Oberseminar mathematische Logik
Time and location
Tuesdays 16-18 in room N0.003, or by appointment (see below), Endenicher Allee 60.
- 08 November (10.30 -12.00, Room SR 0.007): Ralf Schindler (Münster): MM++ implies (∗)
For many years, forcing axioms and Woodin's Pmax axiom (∗) were competing natural hypotheses which both decided the value of the continuum to be ℵ2. The relationship of, say, Martin's Maximum with (∗) was a bit of a mystery. We show that Martin's Maximum++ implies Woodin's axiom (∗). This is joint work with David Asperó.
- 10 December: Wolfgang Wohofsky (Wien): A Sacks amoeba forcing preserving distributivity of P(omega) / Fin
In my talk, I would like to present joint work with Otmar Spinas, in which we show that it is consistent that h (the distributivity number of P(omega)/fin, in other words, the least number of maximal almost disjoint families without a common refinement) is strictly smaller than add(s_0) (i.e., the least number of Marczewski null sets whose union is not Marczewski null, where a set is Marczewski null if each perfect set has a perfect subset disjoint from it). More explicitly, we show that this relation between h and add(s_0) holds in the model obtained by a countable support iteration of length omega_2 of a specific kind of Sacks amoeba forcing which happens to have the pure decision and the Laver property, and therefore does not add Cohen reals. The model actually satisfies h=cov(M).

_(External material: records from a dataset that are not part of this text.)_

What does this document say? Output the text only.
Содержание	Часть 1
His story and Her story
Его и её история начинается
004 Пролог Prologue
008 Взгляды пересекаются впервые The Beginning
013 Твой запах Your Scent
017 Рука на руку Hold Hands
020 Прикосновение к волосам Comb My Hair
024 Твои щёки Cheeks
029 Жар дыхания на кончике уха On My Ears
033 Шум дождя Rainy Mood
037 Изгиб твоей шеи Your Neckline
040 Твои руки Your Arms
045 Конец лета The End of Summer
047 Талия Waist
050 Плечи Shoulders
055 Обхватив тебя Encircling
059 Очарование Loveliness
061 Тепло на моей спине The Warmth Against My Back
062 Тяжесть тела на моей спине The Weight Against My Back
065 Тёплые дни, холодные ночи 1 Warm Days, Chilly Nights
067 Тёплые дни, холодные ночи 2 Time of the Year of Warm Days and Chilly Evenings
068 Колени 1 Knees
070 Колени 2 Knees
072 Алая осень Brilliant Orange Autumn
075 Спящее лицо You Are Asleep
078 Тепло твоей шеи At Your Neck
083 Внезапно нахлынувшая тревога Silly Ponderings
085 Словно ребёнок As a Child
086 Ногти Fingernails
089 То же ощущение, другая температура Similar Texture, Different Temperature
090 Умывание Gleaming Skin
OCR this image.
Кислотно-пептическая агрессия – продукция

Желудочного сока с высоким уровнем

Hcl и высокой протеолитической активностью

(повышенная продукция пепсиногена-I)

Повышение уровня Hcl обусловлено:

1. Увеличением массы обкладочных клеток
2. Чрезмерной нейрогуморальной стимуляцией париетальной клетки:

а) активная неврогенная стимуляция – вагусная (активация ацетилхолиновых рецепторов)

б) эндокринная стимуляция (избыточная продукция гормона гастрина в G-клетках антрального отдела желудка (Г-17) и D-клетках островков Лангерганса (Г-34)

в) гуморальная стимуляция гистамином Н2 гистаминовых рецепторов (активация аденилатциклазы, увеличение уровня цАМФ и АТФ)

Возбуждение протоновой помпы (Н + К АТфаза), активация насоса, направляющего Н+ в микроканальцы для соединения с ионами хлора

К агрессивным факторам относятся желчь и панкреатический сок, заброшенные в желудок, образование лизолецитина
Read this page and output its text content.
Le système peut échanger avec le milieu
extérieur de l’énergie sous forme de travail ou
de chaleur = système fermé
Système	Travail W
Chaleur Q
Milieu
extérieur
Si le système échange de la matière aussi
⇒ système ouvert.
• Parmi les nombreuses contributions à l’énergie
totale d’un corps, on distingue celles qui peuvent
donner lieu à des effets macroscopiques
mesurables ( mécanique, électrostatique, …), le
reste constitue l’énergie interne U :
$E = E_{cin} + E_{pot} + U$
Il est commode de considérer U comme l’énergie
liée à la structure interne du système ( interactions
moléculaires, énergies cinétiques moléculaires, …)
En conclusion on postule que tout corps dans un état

- 14 January: Sandra Müller (Wien): Infinite decreasing chains in the Mitchell order
It is known that the behavior of the Mitchell order substantially changes at the level of rank-to-rank extenders, as it ceases to be well-founded. While the possible partial order structure of the Mitchell order below rank-to-rank extenders is considered to be well understood, little is known about the structure in the ill-founded case. We make a first step in understanding this case by studying the extent to which the Mitchell order can be ill-founded. Our main results are (i) in the presence of a rank-to-rank extender there is a transitive Mitchell order decreasing sequence of extenders of any countable length, and (ii) there is no such sequence of length ω1. This is joint work with Omer Ben-Neria.